If that means better services at cheaper prices, Mexican politicians and regulators will be only too happy to see him succeed.

Wal-Mart Takes Banking to the Masses

Critics have chafed for years at the domination of Mexico’s banking industry by a handful of big international banks, contending that the concentration impedes competition and leads to high costs for consumers and businesses. But now regulators and politicians are looking to a new foreign entrant to shake up the status quo.
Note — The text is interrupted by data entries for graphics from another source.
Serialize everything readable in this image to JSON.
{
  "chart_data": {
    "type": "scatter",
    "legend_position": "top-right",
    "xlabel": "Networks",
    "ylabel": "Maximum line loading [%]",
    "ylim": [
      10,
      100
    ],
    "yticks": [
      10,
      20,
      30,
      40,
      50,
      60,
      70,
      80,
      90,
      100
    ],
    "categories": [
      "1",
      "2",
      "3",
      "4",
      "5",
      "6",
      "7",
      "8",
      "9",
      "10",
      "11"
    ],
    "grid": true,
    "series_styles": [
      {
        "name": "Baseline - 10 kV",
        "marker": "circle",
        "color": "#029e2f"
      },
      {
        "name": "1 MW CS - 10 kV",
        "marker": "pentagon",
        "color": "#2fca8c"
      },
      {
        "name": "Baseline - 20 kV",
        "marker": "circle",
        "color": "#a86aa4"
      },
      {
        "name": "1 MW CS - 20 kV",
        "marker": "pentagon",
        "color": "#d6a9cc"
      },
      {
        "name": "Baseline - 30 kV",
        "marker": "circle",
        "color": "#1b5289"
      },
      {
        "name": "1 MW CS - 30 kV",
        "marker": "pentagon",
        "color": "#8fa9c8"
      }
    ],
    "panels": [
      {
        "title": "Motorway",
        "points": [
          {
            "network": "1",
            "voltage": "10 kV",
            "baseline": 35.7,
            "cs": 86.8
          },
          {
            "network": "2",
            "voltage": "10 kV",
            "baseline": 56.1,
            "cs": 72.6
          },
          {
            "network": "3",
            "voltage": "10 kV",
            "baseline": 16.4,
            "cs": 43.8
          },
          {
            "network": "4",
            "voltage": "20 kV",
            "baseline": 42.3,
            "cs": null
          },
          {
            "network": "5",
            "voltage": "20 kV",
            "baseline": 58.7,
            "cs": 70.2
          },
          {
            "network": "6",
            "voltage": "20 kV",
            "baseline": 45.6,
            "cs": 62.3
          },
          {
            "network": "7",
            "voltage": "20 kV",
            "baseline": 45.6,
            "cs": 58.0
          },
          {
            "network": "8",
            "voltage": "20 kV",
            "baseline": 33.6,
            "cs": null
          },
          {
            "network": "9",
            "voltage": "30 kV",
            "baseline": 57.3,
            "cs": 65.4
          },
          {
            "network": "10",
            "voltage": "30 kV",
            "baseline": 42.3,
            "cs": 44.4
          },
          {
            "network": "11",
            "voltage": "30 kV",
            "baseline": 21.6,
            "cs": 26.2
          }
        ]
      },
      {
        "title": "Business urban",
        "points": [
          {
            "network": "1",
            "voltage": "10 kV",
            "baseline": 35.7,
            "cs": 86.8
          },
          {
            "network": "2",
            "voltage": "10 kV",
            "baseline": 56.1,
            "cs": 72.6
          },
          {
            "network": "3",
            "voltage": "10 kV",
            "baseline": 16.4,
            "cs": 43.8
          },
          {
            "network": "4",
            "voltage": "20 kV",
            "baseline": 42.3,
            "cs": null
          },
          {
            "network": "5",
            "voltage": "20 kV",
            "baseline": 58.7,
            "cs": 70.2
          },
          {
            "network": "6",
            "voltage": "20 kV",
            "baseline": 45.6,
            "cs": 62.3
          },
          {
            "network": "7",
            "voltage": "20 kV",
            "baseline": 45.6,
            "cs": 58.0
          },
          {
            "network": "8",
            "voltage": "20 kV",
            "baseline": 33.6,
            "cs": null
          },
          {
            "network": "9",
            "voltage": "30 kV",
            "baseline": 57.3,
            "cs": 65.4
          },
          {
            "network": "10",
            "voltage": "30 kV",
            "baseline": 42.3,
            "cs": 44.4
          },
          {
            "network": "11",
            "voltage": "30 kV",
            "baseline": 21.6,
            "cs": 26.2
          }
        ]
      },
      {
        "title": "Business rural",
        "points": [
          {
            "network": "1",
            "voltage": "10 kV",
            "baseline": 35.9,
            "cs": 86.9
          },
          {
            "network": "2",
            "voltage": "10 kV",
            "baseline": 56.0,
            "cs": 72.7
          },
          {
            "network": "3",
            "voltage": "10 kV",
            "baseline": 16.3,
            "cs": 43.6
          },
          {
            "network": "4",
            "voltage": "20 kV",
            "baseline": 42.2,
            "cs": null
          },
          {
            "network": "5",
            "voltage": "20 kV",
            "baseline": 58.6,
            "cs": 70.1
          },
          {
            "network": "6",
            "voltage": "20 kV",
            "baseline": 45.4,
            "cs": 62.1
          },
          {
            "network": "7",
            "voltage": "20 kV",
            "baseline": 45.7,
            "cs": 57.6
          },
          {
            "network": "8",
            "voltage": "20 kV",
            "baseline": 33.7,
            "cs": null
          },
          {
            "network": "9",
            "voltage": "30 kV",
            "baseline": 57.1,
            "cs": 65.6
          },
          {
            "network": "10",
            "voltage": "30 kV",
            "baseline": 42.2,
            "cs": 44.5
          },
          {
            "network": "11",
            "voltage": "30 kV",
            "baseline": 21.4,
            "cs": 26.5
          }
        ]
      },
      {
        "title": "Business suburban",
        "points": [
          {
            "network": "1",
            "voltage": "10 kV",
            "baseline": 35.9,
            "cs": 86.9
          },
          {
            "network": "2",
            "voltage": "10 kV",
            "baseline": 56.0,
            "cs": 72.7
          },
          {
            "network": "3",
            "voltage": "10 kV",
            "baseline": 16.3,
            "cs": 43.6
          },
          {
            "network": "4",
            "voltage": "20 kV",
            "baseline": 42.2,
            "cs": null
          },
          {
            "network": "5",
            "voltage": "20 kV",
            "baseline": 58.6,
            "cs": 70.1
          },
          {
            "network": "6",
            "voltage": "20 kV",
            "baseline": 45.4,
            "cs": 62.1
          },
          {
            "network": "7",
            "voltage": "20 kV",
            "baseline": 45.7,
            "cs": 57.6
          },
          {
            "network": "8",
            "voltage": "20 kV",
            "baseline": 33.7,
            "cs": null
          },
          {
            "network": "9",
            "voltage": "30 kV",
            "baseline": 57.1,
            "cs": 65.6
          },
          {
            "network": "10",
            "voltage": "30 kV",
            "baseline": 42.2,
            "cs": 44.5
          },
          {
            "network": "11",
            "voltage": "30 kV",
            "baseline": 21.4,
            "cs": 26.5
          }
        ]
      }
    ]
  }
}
Wal-Mart de México, the local subsidiary of the U.S. retailing giant, plans to open a new bank later this year in a bid to capitalize on the high margins and surging demand for credit in the country. Banco Wal-Mart de México Adelante, as the venture will be called, represents the retailer’s first foray into financial services; opponents have so far stymied the parent company’s attempt to open a bank in the U.S.

The company will open its first branch in July in a store at Wal-Mart de México’s headquarters in El Toreo, a middle-class neighborhood in the northwestern part of Mexico City. Executives expect to open about a dozen branches by the end of the year and as many as 60 in 2008.

“We are going to begin very, very, very slowly,” company spokesman Raúl Argüelles tells Institutional Investor in a telephone interview. “We will be very conservative, work with a long-term vision and in a very efficient way.”

The government hopes that granting banking licenses to Wal-Mart and other new entrants will spur competition. The top four banks now control nearly three quarters of the market.

Wal-Mart certainly has the heft to make an impact. The company operates 893 stores, supercenters and restaurants in more than 100 cities across Mexico, and plans to open an additional 125 this year. It welcomed some 852 million visitors to its outlets in 2006. The company earned $1.1 billion on sales of $10.8 billion in 2006.

Adelante, or “Forward,” is targeting the low- and middle-income customers who make up the bulk of Wal-Mart’s clientele. It will initially offer savings accounts, debit cards and credit cards. The company doesn’t expect the venture to become profitable for four years.

Mexico’s banking market holds enormous potential. An estimated 80 percent of the country’s 107 million people don’t have a bank account. The country’s big banks have largely ignored the low-income market, focusing instead on serving large corporations and upper- and middle-class consumers.

One exception is Banco Azteca, launched in 2002 to target the lower-income customers of Azteca’s parent company, the household appliance chain Grupo Elektra. With 1,564 branches, including 925 in Elektra outlets, Azteca boasts 6 million clients, $1.7 billion in loans and a return on equity of 26.8 percent in 2005.

Like Azteca, Wal-Mart plans to focus on its existing customers and draw on the same basic strategy that drives its retail business. “We are very good at volume,” says Argüelles. “We take a product, work it, redesign it and take it to a mass scale.” -- L.C.